Accountable Off-Policy Evaluation With Kernel Bellman Statistics

Authors: Yihao Feng, Tongzheng Ren, Ziyang Tang, Qiang Liu

ICML 2020 | Conference PDF | Archive PDF | Plain Text | LLM Run Details

Reproducibility Variable Result LLM Response
Research Type Experimental Empirical results show that our method yields tight confidence intervals in different settings.
Researcher Affiliation Academia 1Department of Computer Science, The University of Texas at Austin.
Pseudocode Yes Algorithm 1 Confidence Bounds for Off-Policy Evaluation; Algorithm 2 Post-hoc Diagnosis for Existing Estimators
Open Source Code No The paper does not provide an explicit statement or link for the open-source code of the methodology described.
Open Datasets Yes We use OpenAI Gym environments (Brockman et al., 2016).
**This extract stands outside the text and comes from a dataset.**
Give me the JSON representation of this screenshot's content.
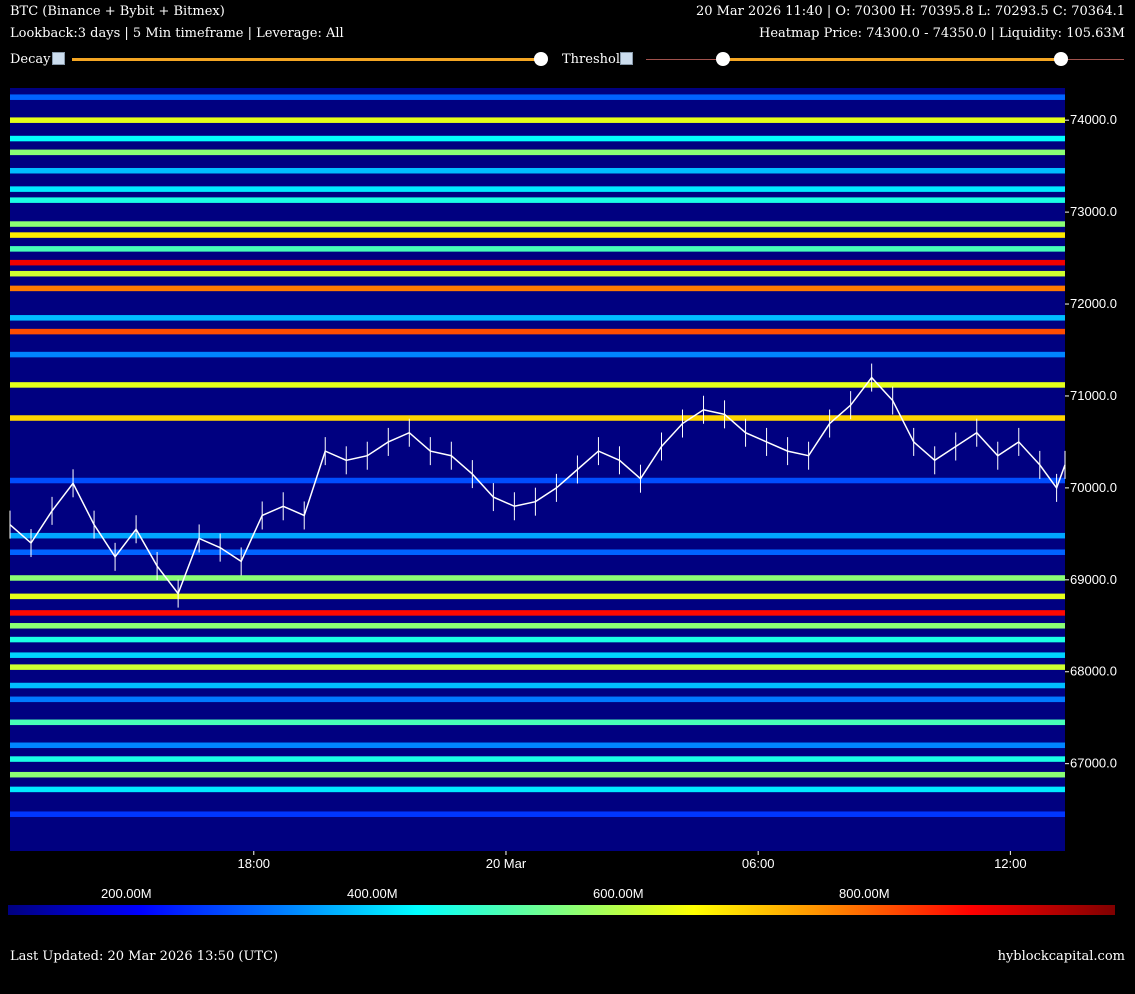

Dataset Splits No The paper mentions varying the 'number of transitions n' but does not specify explicit training, validation, or test dataset splits in terms of percentages or counts.
Hardware Specification No The paper does not provide specific details about the hardware used to run the experiments (e.g., GPU/CPU models, memory).
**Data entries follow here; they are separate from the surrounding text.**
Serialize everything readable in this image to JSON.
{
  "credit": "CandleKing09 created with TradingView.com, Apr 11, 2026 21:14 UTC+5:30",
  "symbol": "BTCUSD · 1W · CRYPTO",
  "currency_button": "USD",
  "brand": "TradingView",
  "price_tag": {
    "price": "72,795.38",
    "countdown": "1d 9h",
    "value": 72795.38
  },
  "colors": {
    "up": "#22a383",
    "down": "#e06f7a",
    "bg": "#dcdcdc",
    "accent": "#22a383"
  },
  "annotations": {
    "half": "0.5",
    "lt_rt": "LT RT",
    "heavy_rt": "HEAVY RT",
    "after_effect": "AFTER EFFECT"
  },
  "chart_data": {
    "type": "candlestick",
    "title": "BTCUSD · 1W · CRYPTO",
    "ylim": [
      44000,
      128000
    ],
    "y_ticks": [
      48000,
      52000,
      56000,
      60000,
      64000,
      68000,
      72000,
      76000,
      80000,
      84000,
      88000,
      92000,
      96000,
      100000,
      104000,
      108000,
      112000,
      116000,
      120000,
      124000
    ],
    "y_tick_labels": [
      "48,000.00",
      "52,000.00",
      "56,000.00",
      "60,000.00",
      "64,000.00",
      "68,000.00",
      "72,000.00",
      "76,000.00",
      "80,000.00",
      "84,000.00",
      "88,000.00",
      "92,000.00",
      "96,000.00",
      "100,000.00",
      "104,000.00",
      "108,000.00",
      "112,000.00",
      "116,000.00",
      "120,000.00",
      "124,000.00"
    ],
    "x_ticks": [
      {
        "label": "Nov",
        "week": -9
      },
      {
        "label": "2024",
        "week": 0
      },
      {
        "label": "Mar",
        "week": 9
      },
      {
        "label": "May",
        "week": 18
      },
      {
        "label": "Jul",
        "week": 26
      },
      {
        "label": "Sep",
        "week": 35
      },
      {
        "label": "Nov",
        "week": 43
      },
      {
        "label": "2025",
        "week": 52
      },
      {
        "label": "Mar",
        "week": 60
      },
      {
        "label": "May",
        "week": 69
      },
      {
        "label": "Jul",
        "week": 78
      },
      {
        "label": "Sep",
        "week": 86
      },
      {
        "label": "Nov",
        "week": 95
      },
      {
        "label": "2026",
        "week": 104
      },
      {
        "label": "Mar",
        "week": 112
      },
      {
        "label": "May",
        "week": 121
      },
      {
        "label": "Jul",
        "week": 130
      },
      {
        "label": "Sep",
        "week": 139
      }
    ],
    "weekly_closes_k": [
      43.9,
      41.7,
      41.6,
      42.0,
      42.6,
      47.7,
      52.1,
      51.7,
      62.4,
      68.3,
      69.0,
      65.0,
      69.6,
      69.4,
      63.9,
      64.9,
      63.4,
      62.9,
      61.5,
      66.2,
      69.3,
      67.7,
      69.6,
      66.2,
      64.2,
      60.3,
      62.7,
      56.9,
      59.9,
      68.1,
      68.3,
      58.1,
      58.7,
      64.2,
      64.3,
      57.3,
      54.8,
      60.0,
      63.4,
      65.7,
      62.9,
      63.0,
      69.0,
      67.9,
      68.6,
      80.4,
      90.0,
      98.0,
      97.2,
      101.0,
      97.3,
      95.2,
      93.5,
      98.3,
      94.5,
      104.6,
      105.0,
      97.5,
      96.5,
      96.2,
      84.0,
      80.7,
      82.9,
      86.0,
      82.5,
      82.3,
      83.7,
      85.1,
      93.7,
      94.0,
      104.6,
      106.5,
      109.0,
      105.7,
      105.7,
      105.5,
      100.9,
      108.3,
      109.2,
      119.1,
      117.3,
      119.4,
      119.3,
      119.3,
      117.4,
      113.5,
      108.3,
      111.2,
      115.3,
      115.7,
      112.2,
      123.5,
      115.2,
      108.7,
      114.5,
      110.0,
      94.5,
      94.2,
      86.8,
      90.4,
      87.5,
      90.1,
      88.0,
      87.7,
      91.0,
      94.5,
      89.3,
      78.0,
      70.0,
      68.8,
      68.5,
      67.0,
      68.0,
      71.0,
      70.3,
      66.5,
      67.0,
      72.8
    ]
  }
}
Software Dependencies No The paper mentions 'CVXPY (Diamond & Boyd, 2016; Agrawal et al., 2018)' and 'OpenAI Gym environments (Brockman et al., 2016)' but does not provide specific version numbers for these software components.
Experiment Setup Yes The default parameters (when not varied) are: discounted factor γ = 0.95; horizon length T = 50 for Inverted-Pendulum and T = 100 for Puck-Mountain; number of episodes 20; failure probability δ = 0.10; temperature of the behavior policy τ = 1; and the feature dimension 10.